Con una guerra que devolvió la causa palestina a lo más alto de la agenda y de muchos corazones a nivel regional e internacional, Arabia Saudí y otros países árabes congelaron su voluntad de sumarse a los Acuerdos de Abraham promovidos en 2020. Líderes árabes, que piden a Israel que acabe la guerra y lejos de las cámaras que acabe con Hamas, no pueden entablar relaciones mientras siguen los ataques israelíes y el sufrimiento gazatí. Egipto, primer país árabe en firmar la paz con el Estado judío y clave en la mediación de un alto el fuego, se plantea rebajar el rango de las relaciones diplomáticas a raíz de la ofensiva en la zona de Rafah, muy cerca de su blindada frontera.

La guerra ha acelerado el deterioro de las relaciones con la Unión Europea y EEUU. David Ben Gurion solía decir que en un entorno donde todos aspiran a su destrucción, Israel necesita tener siempre el apoyo de una superpotencia. Papel asumido por EEUU desde que el presidente Harry Truman reconociese al nuevo Estado 11 minutos después de que Ben Gurion leyera la declaración de independencia el 14 de mayo de 1948.

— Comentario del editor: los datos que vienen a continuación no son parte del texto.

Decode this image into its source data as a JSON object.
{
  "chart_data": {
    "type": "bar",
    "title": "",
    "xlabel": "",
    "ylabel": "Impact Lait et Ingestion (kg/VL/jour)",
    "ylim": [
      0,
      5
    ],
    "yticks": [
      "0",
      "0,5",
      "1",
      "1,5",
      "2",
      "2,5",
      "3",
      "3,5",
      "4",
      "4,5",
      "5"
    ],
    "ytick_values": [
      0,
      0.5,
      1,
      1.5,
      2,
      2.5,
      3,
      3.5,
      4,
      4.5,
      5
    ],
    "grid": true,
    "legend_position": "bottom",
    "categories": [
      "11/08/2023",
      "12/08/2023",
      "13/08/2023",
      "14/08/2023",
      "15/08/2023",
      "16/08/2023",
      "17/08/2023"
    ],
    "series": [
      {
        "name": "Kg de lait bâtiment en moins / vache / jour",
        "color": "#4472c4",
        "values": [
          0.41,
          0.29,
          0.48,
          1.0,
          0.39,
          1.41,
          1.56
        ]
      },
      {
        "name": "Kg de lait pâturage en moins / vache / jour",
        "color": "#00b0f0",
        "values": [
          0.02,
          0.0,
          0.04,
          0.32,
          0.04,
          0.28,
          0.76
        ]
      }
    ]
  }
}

La masiva ofensiva fue apoyada desde el principio por EEUU, que veía vital acabar con Hamas para que no repitiese otro 7-O como promete, pero las relaciones entre el Gobierno de Biden y el de Netanyahu, ya previamente malas y bajo abismales diferencias ideológicas, han sido golpeadas a medida que aumentaba la crisis humanitaria y el número de muertos en la guerra.

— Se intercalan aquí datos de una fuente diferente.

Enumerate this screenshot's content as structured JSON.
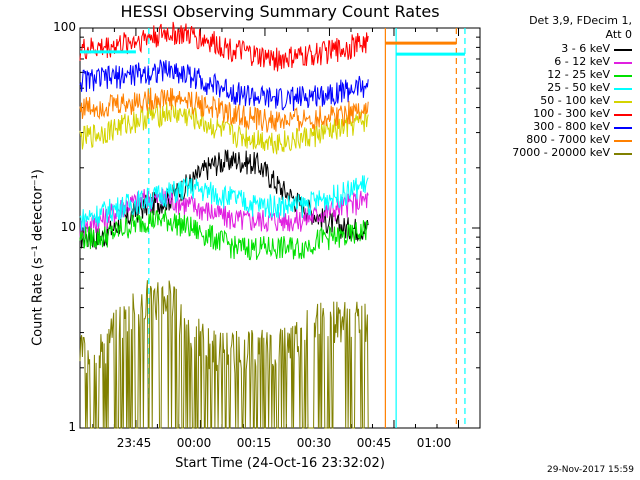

En Washington lamentan la vuelta de milicianos a varias zonas en el norte de la franja, lo que motiva hoy nuevas operaciones terrestres en un círculo interminable que causa más muertos en el seno de Hamas, pero también entre civiles. Además creen que se debe también al rechazo durante meses de Netanyahu a dialogar sobre el día después para garantizar una alternativa a Hamas.

La guerra se alarga por la falta de una estrategia clara del gabinete, con algunas batallas internas mientras aumentan las voces externas a favor del adelanto electoral y que tras más de siete meses considera aún compatibles los dos objetivos («acabar con los terroristas en Gaza y liberar de secuestrados») y la inflexible posición en la negociación que manifiesta el líder de Hamas, Yehie Sinwar, desde un túnel en la franja. Sus efectos también marcarán el 77 aniversario de Israel.